Вне повествования, без аккомпанемента Потапов еле переползает от слова к слову, изо дня в день своей, в общем-то, упыриной жизни.

— Женя мне последний раз сказал…

Женя — это Е. А. Евтушенко: как все Потаповы, и этот — конфидент Евтушенко.

— А где вы публикуетесь?

О, небо, небо!

Поэты кончили. Я прочла переводы из «Алисы»: бедные дети не смеялись, они не знали, к чему такое относится. Представитель исполкома, женщина страшная, сообщила адреса ветеранов, которым нужна тимуровская помощь. Загремел барабан, дистрофичный Тимур еще раз прокричал, что клянется. Дети сказали:

— Спа-си-бо!

— Отдохните, — сказала мне выписывающая путевки председатель книголюбов, — у вас еще вечером Аподион.

Несуразность моего выступления ее, видимо, не смутила: чего в Москве не бывает, «Алиса»-то все же издана. Кстати, титульная гравюра, открывающая прижизненное издание Алисы, пародирует известную вещь: «Рыцарь, Дьявол и Смерть» — того же Дюрера. Этого, по-моему, не заметили кэролловеды… Впав в детство, я распределяю: Рыцарь здесь — я, Смерть — товарищ Ижухина, а Дьявол?
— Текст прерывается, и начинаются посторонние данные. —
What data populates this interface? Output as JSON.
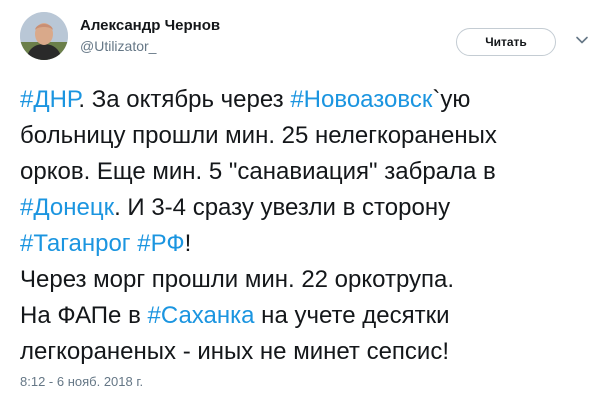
{
  "author": {
    "name": "Александр Чернов",
    "handle": "@Utilizator_"
  },
  "follow_button": {
    "label": "Читать"
  },
  "tweet": {
    "lines": [
      {
        "parts": [
          {
            "t": "#ДНР",
            "h": true
          },
          {
            "t": ". За октябрь через "
          },
          {
            "t": "#Новоазовск",
            "h": true
          },
          {
            "t": "`ую"
          }
        ]
      },
      {
        "parts": [
          {
            "t": "больницу прошли мин. 25 нелегкораненых"
          }
        ]
      },
      {
        "parts": [
          {
            "t": "орков. Еще мин. 5 \"санавиация\" забрала в"
          }
        ]
      },
      {
        "parts": [
          {
            "t": "#Донецк",
            "h": true
          },
          {
            "t": ". И 3-4 сразу увезли в сторону"
          }
        ]
      },
      {
        "parts": [
          {
            "t": "#Таганрог",
            "h": true
          },
          {
            "t": " "
          },
          {
            "t": "#РФ",
            "h": true
          },
          {
            "t": "!"
          }
        ]
      },
      {
        "parts": [
          {
            "t": "Через морг прошли мин. 22 оркотрупа."
          }
        ]
      },
      {
        "parts": [
          {
            "t": "На ФАПе в "
          },
          {
            "t": "#Саханка",
            "h": true
          },
          {
            "t": " на учете десятки"
          }
        ]
      },
      {
        "parts": [
          {
            "t": "легкораненых - иных не минет сепсис!"
          }
        ]
      }
    ],
    "timestamp": "8:12 - 6 нояб. 2018 г."
  },
  "colors": {
    "hashtag": "#1b95e0",
    "text": "#14171a",
    "muted": "#657786"
  },
  "icons": {
    "avatar": "user-avatar-photo",
    "more": "chevron-down-icon"
  }
}
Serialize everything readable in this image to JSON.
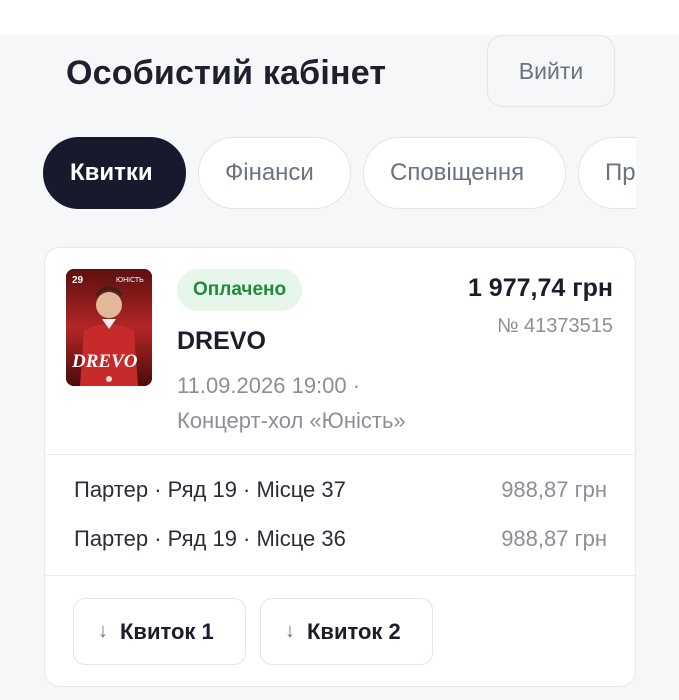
{
  "header": {
    "title": "Особистий кабінет",
    "logout_label": "Вийти"
  },
  "tabs": [
    {
      "label": "Квитки",
      "active": true
    },
    {
      "label": "Фінанси",
      "active": false
    },
    {
      "label": "Сповіщення",
      "active": false
    },
    {
      "label": "Пр",
      "active": false
    }
  ],
  "order": {
    "status": "Оплачено",
    "total": "1 977,74 грн",
    "number": "№ 41373515",
    "event": "DREVO",
    "datetime": "11.09.2026 19:00 ·",
    "venue": "Концерт-хол «Юність»",
    "poster": {
      "date_text": "29",
      "venue_text": "ЮНІСТЬ",
      "artist_text": "DREVO"
    },
    "seats": [
      {
        "label": "Партер · Ряд 19 · Місце 37",
        "price": "988,87 грн"
      },
      {
        "label": "Партер · Ряд 19 · Місце 36",
        "price": "988,87 грн"
      }
    ],
    "tickets": [
      {
        "icon": "download-arrow-icon",
        "label": "Квиток 1"
      },
      {
        "icon": "download-arrow-icon",
        "label": "Квиток 2"
      }
    ]
  },
  "colors": {
    "active_tab": "#161a2c",
    "status_bg": "#e6f6ea",
    "status_text": "#1f8a3a",
    "page_bg": "#f6f7f9"
  }
}
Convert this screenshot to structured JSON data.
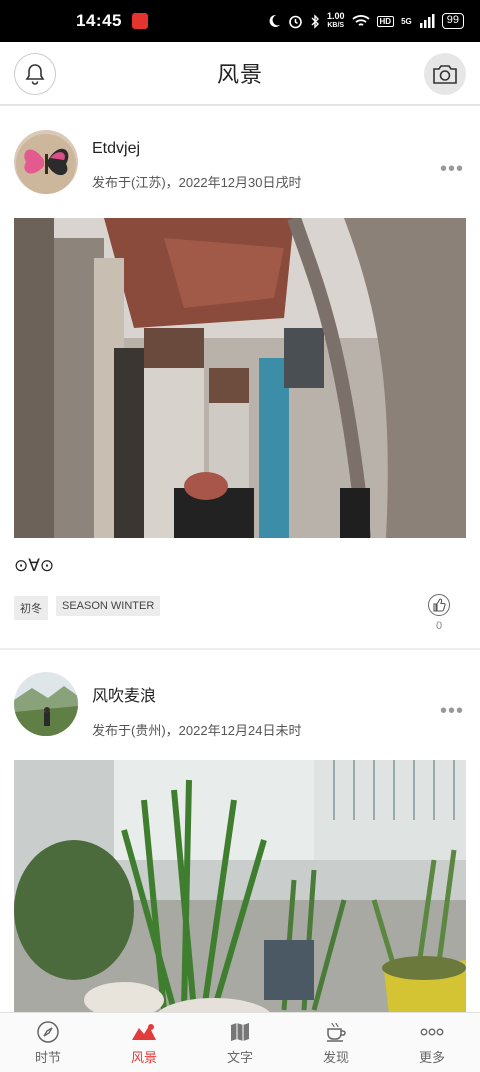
{
  "status": {
    "time": "14:45",
    "net_speed": "1.00",
    "net_unit": "KB/S",
    "hd": "HD",
    "signal": "5G",
    "battery": "99"
  },
  "header": {
    "title": "风景",
    "bell_icon": "bell-icon",
    "camera_icon": "camera-icon"
  },
  "posts": [
    {
      "author": "Etdvjej",
      "posted": "发布于(江苏)，2022年12月30日戌时",
      "caption": "⊙∀⊙",
      "tags": [
        "初冬",
        "SEASON WINTER"
      ],
      "likes": "0",
      "more_label": "•••"
    },
    {
      "author": "风吹麦浪",
      "posted": "发布于(贵州)，2022年12月24日未时",
      "more_label": "•••"
    }
  ],
  "tabs": [
    {
      "label": "时节",
      "icon": "compass-icon"
    },
    {
      "label": "风景",
      "icon": "landscape-icon",
      "active": true
    },
    {
      "label": "文字",
      "icon": "map-icon"
    },
    {
      "label": "发现",
      "icon": "cup-icon"
    },
    {
      "label": "更多",
      "icon": "more-icon"
    }
  ],
  "colors": {
    "accent": "#e23b3b",
    "status_bar": "#000000"
  }
}
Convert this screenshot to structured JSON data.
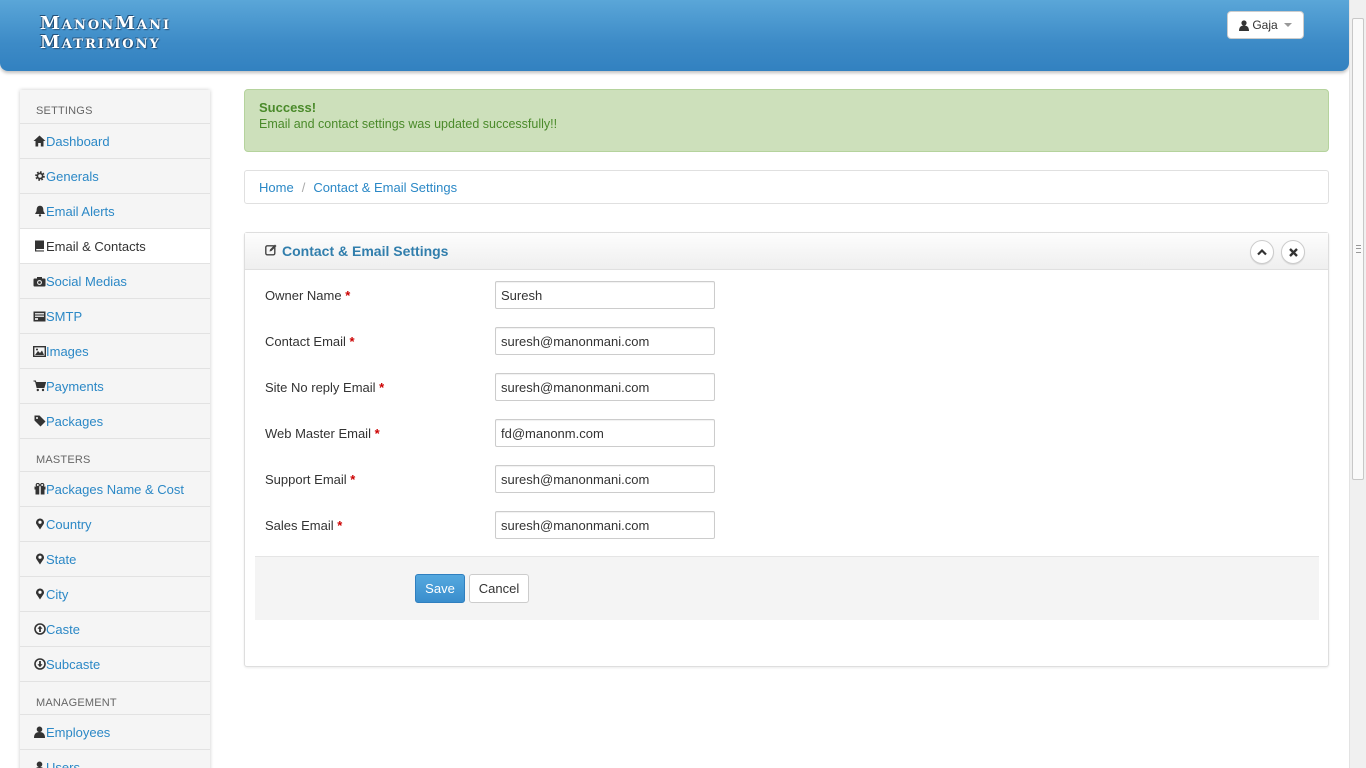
{
  "header": {
    "logo_line1": "ManonMani",
    "logo_line2": "Matrimony",
    "user_name": "Gaja"
  },
  "sidebar": {
    "sections": {
      "settings": "SETTINGS",
      "masters": "MASTERS",
      "management": "MANAGEMENT"
    },
    "settings_items": [
      {
        "label": "Dashboard",
        "icon": "home-icon"
      },
      {
        "label": "Generals",
        "icon": "gear-icon"
      },
      {
        "label": "Email Alerts",
        "icon": "bell-icon"
      },
      {
        "label": "Email & Contacts",
        "icon": "book-icon",
        "active": true
      },
      {
        "label": "Social Medias",
        "icon": "camera-icon"
      },
      {
        "label": "SMTP",
        "icon": "server-icon"
      },
      {
        "label": "Images",
        "icon": "picture-icon"
      },
      {
        "label": "Payments",
        "icon": "cart-icon"
      },
      {
        "label": "Packages",
        "icon": "tag-icon"
      }
    ],
    "masters_items": [
      {
        "label": "Packages Name & Cost",
        "icon": "gift-icon"
      },
      {
        "label": "Country",
        "icon": "map-marker-icon"
      },
      {
        "label": "State",
        "icon": "map-marker-icon"
      },
      {
        "label": "City",
        "icon": "map-marker-icon"
      },
      {
        "label": "Caste",
        "icon": "circle-arrow-up-icon"
      },
      {
        "label": "Subcaste",
        "icon": "circle-arrow-down-icon"
      }
    ],
    "management_items": [
      {
        "label": "Employees",
        "icon": "user-icon"
      },
      {
        "label": "Users",
        "icon": "user-icon"
      }
    ]
  },
  "alert": {
    "title": "Success!",
    "message": "Email and contact settings was updated successfully!!"
  },
  "breadcrumb": {
    "home": "Home",
    "separator": "/",
    "current": "Contact & Email Settings"
  },
  "panel": {
    "title": "Contact & Email Settings"
  },
  "form": {
    "required_mark": "*",
    "fields": [
      {
        "label": "Owner Name",
        "value": "Suresh"
      },
      {
        "label": "Contact Email",
        "value": "suresh@manonmani.com"
      },
      {
        "label": "Site No reply Email",
        "value": "suresh@manonmani.com"
      },
      {
        "label": "Web Master Email",
        "value": "fd@manonm.com"
      },
      {
        "label": "Support Email",
        "value": "suresh@manonmani.com"
      },
      {
        "label": "Sales Email",
        "value": "suresh@manonmani.com"
      }
    ],
    "save_label": "Save",
    "cancel_label": "Cancel"
  },
  "colors": {
    "header_blue": "#3d8bc7",
    "link_blue": "#2b88c6",
    "success_bg": "#cde0bb",
    "success_text": "#4a8a2a",
    "save_button": "#3a8ecd"
  }
}
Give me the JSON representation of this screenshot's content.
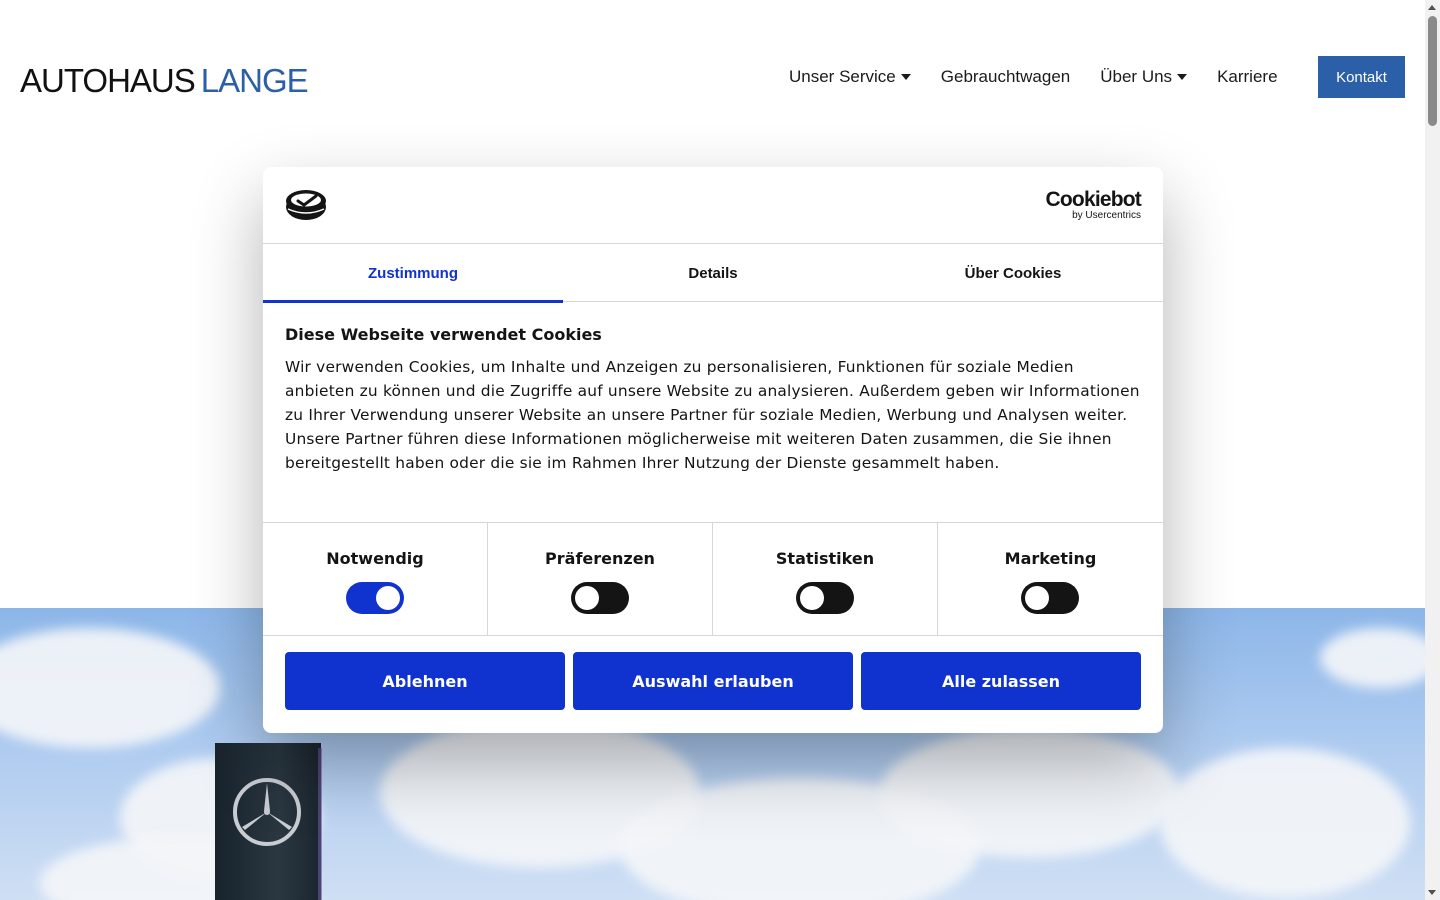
{
  "header": {
    "logo_part1": "AUTOHAUS",
    "logo_part2": "LANGE",
    "nav": [
      {
        "label": "Unser Service",
        "dropdown": true
      },
      {
        "label": "Gebrauchtwagen",
        "dropdown": false
      },
      {
        "label": "Über Uns",
        "dropdown": true
      },
      {
        "label": "Karriere",
        "dropdown": false
      }
    ],
    "contact_label": "Kontakt"
  },
  "dialog": {
    "brand": {
      "wordmark": "Cookiebot",
      "sub": "by Usercentrics"
    },
    "tabs": [
      {
        "label": "Zustimmung",
        "active": true
      },
      {
        "label": "Details",
        "active": false
      },
      {
        "label": "Über Cookies",
        "active": false
      }
    ],
    "title": "Diese Webseite verwendet Cookies",
    "text": "Wir verwenden Cookies, um Inhalte und Anzeigen zu personalisieren, Funktionen für soziale Medien anbieten zu können und die Zugriffe auf unsere Website zu analysieren. Außerdem geben wir Informationen zu Ihrer Verwendung unserer Website an unsere Partner für soziale Medien, Werbung und Analysen weiter. Unsere Partner führen diese Informationen möglicherweise mit weiteren Daten zusammen, die Sie ihnen bereitgestellt haben oder die sie im Rahmen Ihrer Nutzung der Dienste gesammelt haben.",
    "toggles": [
      {
        "label": "Notwendig",
        "on": true
      },
      {
        "label": "Präferenzen",
        "on": false
      },
      {
        "label": "Statistiken",
        "on": false
      },
      {
        "label": "Marketing",
        "on": false
      }
    ],
    "buttons": {
      "decline": "Ablehnen",
      "allow_selection": "Auswahl erlauben",
      "allow_all": "Alle zulassen"
    }
  },
  "colors": {
    "brand_blue": "#2b5fa8",
    "cookiebot_blue": "#1032cf"
  }
}
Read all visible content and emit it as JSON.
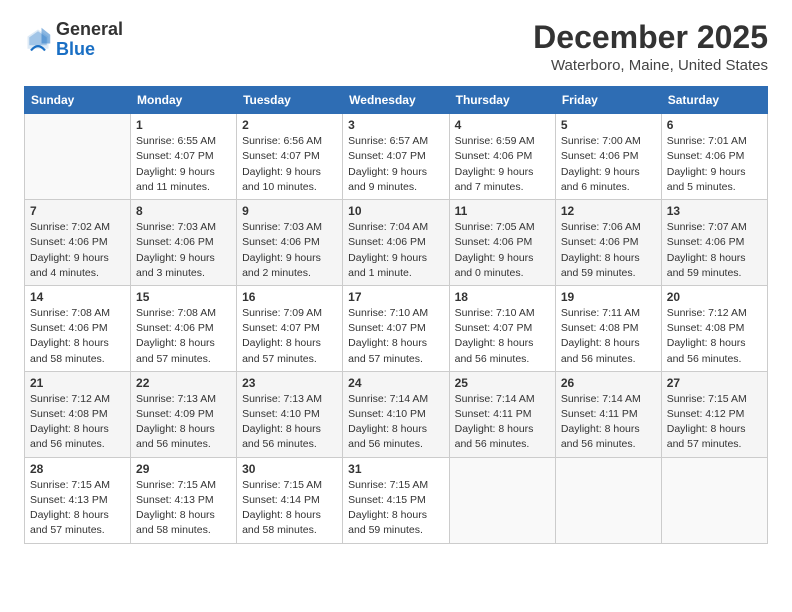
{
  "header": {
    "logo_general": "General",
    "logo_blue": "Blue",
    "month_title": "December 2025",
    "location": "Waterboro, Maine, United States"
  },
  "days_of_week": [
    "Sunday",
    "Monday",
    "Tuesday",
    "Wednesday",
    "Thursday",
    "Friday",
    "Saturday"
  ],
  "weeks": [
    [
      {
        "day": "",
        "info": ""
      },
      {
        "day": "1",
        "info": "Sunrise: 6:55 AM\nSunset: 4:07 PM\nDaylight: 9 hours\nand 11 minutes."
      },
      {
        "day": "2",
        "info": "Sunrise: 6:56 AM\nSunset: 4:07 PM\nDaylight: 9 hours\nand 10 minutes."
      },
      {
        "day": "3",
        "info": "Sunrise: 6:57 AM\nSunset: 4:07 PM\nDaylight: 9 hours\nand 9 minutes."
      },
      {
        "day": "4",
        "info": "Sunrise: 6:59 AM\nSunset: 4:06 PM\nDaylight: 9 hours\nand 7 minutes."
      },
      {
        "day": "5",
        "info": "Sunrise: 7:00 AM\nSunset: 4:06 PM\nDaylight: 9 hours\nand 6 minutes."
      },
      {
        "day": "6",
        "info": "Sunrise: 7:01 AM\nSunset: 4:06 PM\nDaylight: 9 hours\nand 5 minutes."
      }
    ],
    [
      {
        "day": "7",
        "info": "Sunrise: 7:02 AM\nSunset: 4:06 PM\nDaylight: 9 hours\nand 4 minutes."
      },
      {
        "day": "8",
        "info": "Sunrise: 7:03 AM\nSunset: 4:06 PM\nDaylight: 9 hours\nand 3 minutes."
      },
      {
        "day": "9",
        "info": "Sunrise: 7:03 AM\nSunset: 4:06 PM\nDaylight: 9 hours\nand 2 minutes."
      },
      {
        "day": "10",
        "info": "Sunrise: 7:04 AM\nSunset: 4:06 PM\nDaylight: 9 hours\nand 1 minute."
      },
      {
        "day": "11",
        "info": "Sunrise: 7:05 AM\nSunset: 4:06 PM\nDaylight: 9 hours\nand 0 minutes."
      },
      {
        "day": "12",
        "info": "Sunrise: 7:06 AM\nSunset: 4:06 PM\nDaylight: 8 hours\nand 59 minutes."
      },
      {
        "day": "13",
        "info": "Sunrise: 7:07 AM\nSunset: 4:06 PM\nDaylight: 8 hours\nand 59 minutes."
      }
    ],
    [
      {
        "day": "14",
        "info": "Sunrise: 7:08 AM\nSunset: 4:06 PM\nDaylight: 8 hours\nand 58 minutes."
      },
      {
        "day": "15",
        "info": "Sunrise: 7:08 AM\nSunset: 4:06 PM\nDaylight: 8 hours\nand 57 minutes."
      },
      {
        "day": "16",
        "info": "Sunrise: 7:09 AM\nSunset: 4:07 PM\nDaylight: 8 hours\nand 57 minutes."
      },
      {
        "day": "17",
        "info": "Sunrise: 7:10 AM\nSunset: 4:07 PM\nDaylight: 8 hours\nand 57 minutes."
      },
      {
        "day": "18",
        "info": "Sunrise: 7:10 AM\nSunset: 4:07 PM\nDaylight: 8 hours\nand 56 minutes."
      },
      {
        "day": "19",
        "info": "Sunrise: 7:11 AM\nSunset: 4:08 PM\nDaylight: 8 hours\nand 56 minutes."
      },
      {
        "day": "20",
        "info": "Sunrise: 7:12 AM\nSunset: 4:08 PM\nDaylight: 8 hours\nand 56 minutes."
      }
    ],
    [
      {
        "day": "21",
        "info": "Sunrise: 7:12 AM\nSunset: 4:08 PM\nDaylight: 8 hours\nand 56 minutes."
      },
      {
        "day": "22",
        "info": "Sunrise: 7:13 AM\nSunset: 4:09 PM\nDaylight: 8 hours\nand 56 minutes."
      },
      {
        "day": "23",
        "info": "Sunrise: 7:13 AM\nSunset: 4:10 PM\nDaylight: 8 hours\nand 56 minutes."
      },
      {
        "day": "24",
        "info": "Sunrise: 7:14 AM\nSunset: 4:10 PM\nDaylight: 8 hours\nand 56 minutes."
      },
      {
        "day": "25",
        "info": "Sunrise: 7:14 AM\nSunset: 4:11 PM\nDaylight: 8 hours\nand 56 minutes."
      },
      {
        "day": "26",
        "info": "Sunrise: 7:14 AM\nSunset: 4:11 PM\nDaylight: 8 hours\nand 56 minutes."
      },
      {
        "day": "27",
        "info": "Sunrise: 7:15 AM\nSunset: 4:12 PM\nDaylight: 8 hours\nand 57 minutes."
      }
    ],
    [
      {
        "day": "28",
        "info": "Sunrise: 7:15 AM\nSunset: 4:13 PM\nDaylight: 8 hours\nand 57 minutes."
      },
      {
        "day": "29",
        "info": "Sunrise: 7:15 AM\nSunset: 4:13 PM\nDaylight: 8 hours\nand 58 minutes."
      },
      {
        "day": "30",
        "info": "Sunrise: 7:15 AM\nSunset: 4:14 PM\nDaylight: 8 hours\nand 58 minutes."
      },
      {
        "day": "31",
        "info": "Sunrise: 7:15 AM\nSunset: 4:15 PM\nDaylight: 8 hours\nand 59 minutes."
      },
      {
        "day": "",
        "info": ""
      },
      {
        "day": "",
        "info": ""
      },
      {
        "day": "",
        "info": ""
      }
    ]
  ]
}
Мой хозяин написал хоровую сюиту «Наш парк». Парк достоин музыки. Да, впрочем, что у нас ее не достойно? Помните несчастного Шостаковича — «Пионер, пионер, всем пример, всем пример, он сажает леса и деревья». Брянский герой делает с деревьями другое. Парк удостоен медали ВДНХ, это счастливая находка брянчан, подхваченная позже другими городами. Идея проста: из дерева прямо на корню вырубается скульптура. Сначала скульптурированию подвергались обреченные деревья, после успеха их оказалось мало. Пустили в ход живые, с одной стороны, с другой — простую деревянную скульптуру стали закапывать в землю, будто она оттуда выросла и корни ее еще там. Корни, естественно, не способствуют сохранности изваяний — и сгнившие и разрушенные тайком подменялись такими же новыми, боюсь, без корней. Воспеть ли — вослед хозяину — каждый образ этой народной галереи в отдельном хоровом номере? Лучше не буду.